Policy Research Institute (PRI) Chairman Dr Zaidi Sattar Wednesday told the FE that since the IMF and the Bangladesh government reached an agreement on support to Bangladesh's economic policies and its reforms with the global lender's $4.5-billion loan, it would be a win-win deal for both parties.
The IMF in a statement Wednesday said the lender and the Bangladesh authorities reached a staff-level agreement to support Bangladesh's economic policies with a 42-month arrangement of about US$ 3.2 billion under the Extended Credit Facility (ECF) and the Extended Fund Facility (EFF) as well as of about US$1.3 billion under the Resilience and Sustainability Facility (RSF).
Dr Sattar says: "Between IMF and Bangladesh there is now a remarkable coterminous of interests: Bangladesh demonstrates relatively better state of fiscal, debt-management and BoP (balance of payments) scenario than most developing and emerging-market economies following the global economic shock; making Bangladesh a relatively attractive destination to park its funds for better returns on stability and growth."
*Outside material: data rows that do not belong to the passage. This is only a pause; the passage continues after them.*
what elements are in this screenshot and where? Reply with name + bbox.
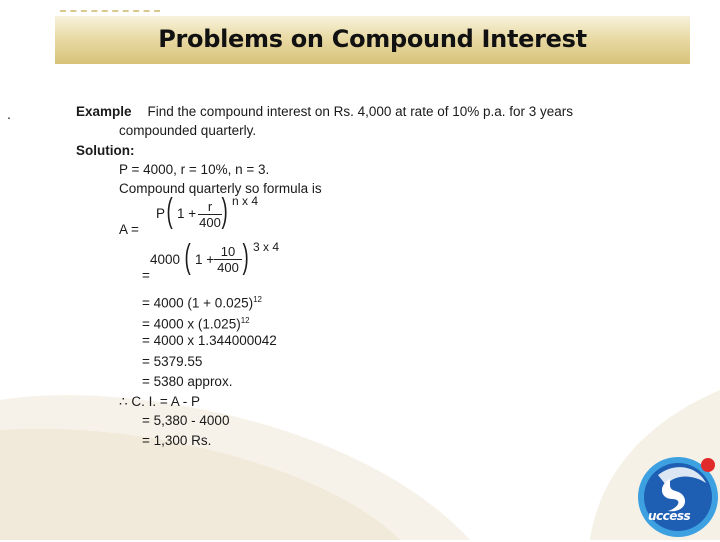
example-line [76, 102, 696, 121]
final-steps [76, 411, 696, 452]
formula-principal: P [156, 206, 166, 221]
formula-right-paren: ) [221, 192, 228, 230]
title-dash-decoration [60, 10, 160, 16]
formula-lhs: A = [119, 222, 139, 237]
formula-note: Compound quarterly so formula is [119, 181, 322, 196]
logo-text: uccess [648, 509, 691, 523]
sub-equals: = [142, 268, 150, 283]
formula-fraction [198, 199, 222, 230]
page-title: Problems on Compound Interest [158, 25, 587, 53]
example-label: Example [76, 104, 132, 119]
substituted-formula [76, 238, 696, 290]
success-logo-icon [636, 455, 720, 537]
calculation-steps [76, 290, 696, 393]
compound-interest-line: ∴ C. I. = A - P [119, 393, 200, 409]
sub-exponent: 3 x 4 [253, 240, 280, 254]
formula-exponent: n x 4 [232, 194, 259, 208]
final-step-line: = 5,380 - 4000 [142, 412, 230, 428]
formula-left-paren: ( [166, 192, 173, 230]
step-line: = 4000 x 1.344000042 [142, 333, 277, 348]
sub-left-paren: ( [184, 238, 191, 276]
title-banner [55, 16, 690, 64]
solution-label: Solution: [76, 143, 135, 158]
step-line: = 4000 $(1 + 0.025)^{12}$ [142, 295, 262, 311]
step-line: = 4000 x $(1.025)^{12}$ [142, 315, 250, 331]
given-values: P = 4000, r = 10%, n = 3. [119, 162, 270, 177]
sub-numerator: 10 [220, 244, 236, 259]
step-line: = 5380 approx. [142, 374, 233, 389]
sub-principal: 4000 [150, 252, 181, 267]
success-logo [636, 455, 720, 537]
formula-numerator: r [207, 199, 213, 214]
sub-one-plus: 1 + [195, 252, 215, 267]
sub-right-paren: ) [242, 238, 249, 276]
bullet-dot: . [7, 106, 11, 122]
sub-fraction [214, 244, 242, 275]
example-text-continued: compounded quarterly. [119, 123, 257, 138]
formula-denominator: 400 [199, 215, 221, 230]
example-text: Find the compound interest on Rs. 4,000 at rate of 10% p.a. for 3 years [147, 104, 574, 119]
sub-denominator: 400 [214, 259, 242, 275]
general-formula [76, 192, 696, 244]
formula-one-plus: 1 + [177, 206, 197, 221]
slide-content [76, 102, 696, 452]
final-step-line: = 1,300 Rs. [142, 433, 212, 448]
step-line: = 5379.55 [142, 353, 203, 369]
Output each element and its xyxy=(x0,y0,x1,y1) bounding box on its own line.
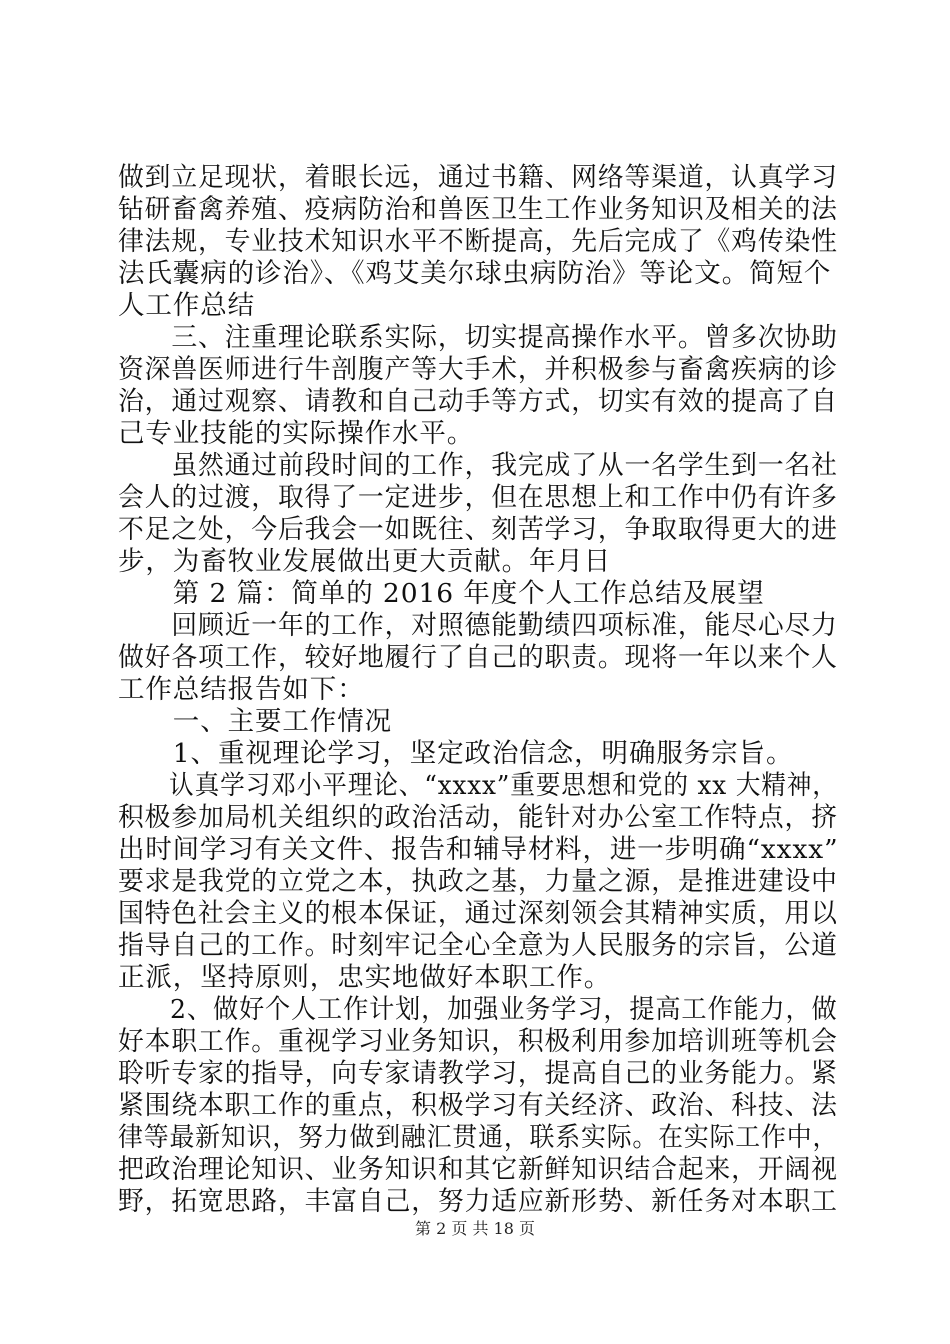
text-line: 三、注重理论联系实际，切实提高操作水平。曾多次协助 xyxy=(118,322,838,353)
text-line: 正派，坚持原则，忠实地做好本职工作。 xyxy=(118,962,612,993)
page-footer: 第 2 页 共 18 页 xyxy=(415,1219,535,1238)
text-line: 把政治理论知识、业务知识和其它新鲜知识结合起来，开阔视 xyxy=(118,1154,838,1185)
text-line: 指导自己的工作。时刻牢记全心全意为人民服务的宗旨，公道 xyxy=(118,930,838,961)
text-line: 钻研畜禽养殖、疫病防治和兽医卫生工作业务知识及相关的法 xyxy=(118,194,838,225)
text-line: 做好各项工作，较好地履行了自己的职责。现将一年以来个人 xyxy=(118,642,838,673)
text-line: 出时间学习有关文件、报告和辅导材料，进一步明确“xxxx” xyxy=(118,834,839,865)
text-line: 聆听专家的指导，向专家请教学习，提高自己的业务能力。紧 xyxy=(118,1058,838,1089)
text-line: 法氏囊病的诊治》、《鸡艾美尔球虫病防治》等论文。简短个 xyxy=(118,258,832,289)
text-line: 律法规，专业技术知识水平不断提高，先后完成了《鸡传染性 xyxy=(118,226,838,257)
text-line: 步，为畜牧业发展做出更大贡献。年月日 xyxy=(118,546,612,577)
text-line: 一、主要工作情况 xyxy=(118,706,392,737)
text-line: 人工作总结 xyxy=(118,290,255,321)
text-line: 己专业技能的实际操作水平。 xyxy=(118,418,475,449)
text-line: 资深兽医师进行牛剖腹产等大手术，并积极参与畜禽疾病的诊 xyxy=(118,354,838,385)
text-line: 认真学习邓小平理论、“xxxx”重要思想和党的 xx 大精神， xyxy=(118,770,838,801)
text-line: 野，拓宽思路，丰富自己，努力适应新形势、新任务对本职工 xyxy=(118,1186,838,1217)
text-line: 治，通过观察、请教和自己动手等方式，切实有效的提高了自 xyxy=(118,386,838,417)
text-line: 好本职工作。重视学习业务知识，积极利用参加培训班等机会 xyxy=(118,1026,838,1057)
text-line: 工作总结报告如下： xyxy=(118,674,365,705)
text-line: 律等最新知识，努力做到融汇贯通，联系实际。在实际工作中， xyxy=(118,1122,839,1153)
text-line: 2、做好个人工作计划，加强业务学习，提高工作能力，做 xyxy=(118,994,838,1025)
text-line: 做到立足现状，着眼长远，通过书籍、网络等渠道，认真学习 xyxy=(118,162,838,193)
text-line: 回顾近一年的工作，对照德能勤绩四项标准，能尽心尽力 xyxy=(118,610,838,641)
text-line: 要求是我党的立党之本，执政之基，力量之源，是推进建设中 xyxy=(118,866,838,897)
text-line: 虽然通过前段时间的工作，我完成了从一名学生到一名社 xyxy=(118,450,838,481)
text-line: 紧围绕本职工作的重点，积极学习有关经济、政治、科技、法 xyxy=(118,1090,838,1121)
text-line: 会人的过渡，取得了一定进步，但在思想上和工作中仍有许多 xyxy=(118,482,838,513)
text-line: 国特色社会主义的根本保证，通过深刻领会其精神实质，用以 xyxy=(118,898,838,929)
text-line: 积极参加局机关组织的政治活动，能针对办公室工作特点，挤 xyxy=(118,802,838,833)
text-line: 1、重视理论学习，坚定政治信念，明确服务宗旨。 xyxy=(118,738,794,769)
text-line: 不足之处，今后我会一如既往、刻苦学习，争取取得更大的进 xyxy=(118,514,838,545)
section-heading: 第 2 篇：简单的 2016 年度个人工作总结及展望 xyxy=(118,578,765,609)
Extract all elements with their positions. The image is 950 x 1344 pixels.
For Bangladesh, IMF funds would be a preemptive and timely support to reach a comfort zone in its BoP and foreign-exchange-reserve levels - "a win-win for both parties".
Former World Bank (WB) Lead Economist Dr Zahid Hussain says it is difficult to comment on the IMF's proposed loan and the agreed points as "we do not know the matrix" for the programme.
"But it is true that the $4.5 billion proposed loan in six installments in 42 months will help a bit to the foreign- exchange reserve and give a fiscal space to the economy," he remarks.
Asked about Bangladesh's image after receiving the IMF loan, Dr Hussain says: "Some economy borrows the loan after falling into trouble and some economy takes the loan assuming shocks. Bangladesh is in the second category."
So, if Bangladesh now can implement the necessary reforms for getting the loan, it could bring benefit for the economy, the economist says.
Meanwhile, Bangladesh in July last formally sought budgetary support from the IMF assuming the shocks on the economy amid the Russia-Ukraine war and global scenario.
Bangladesh's foreign-exchange reserves dropped to $34.42 billion Monday, by official count.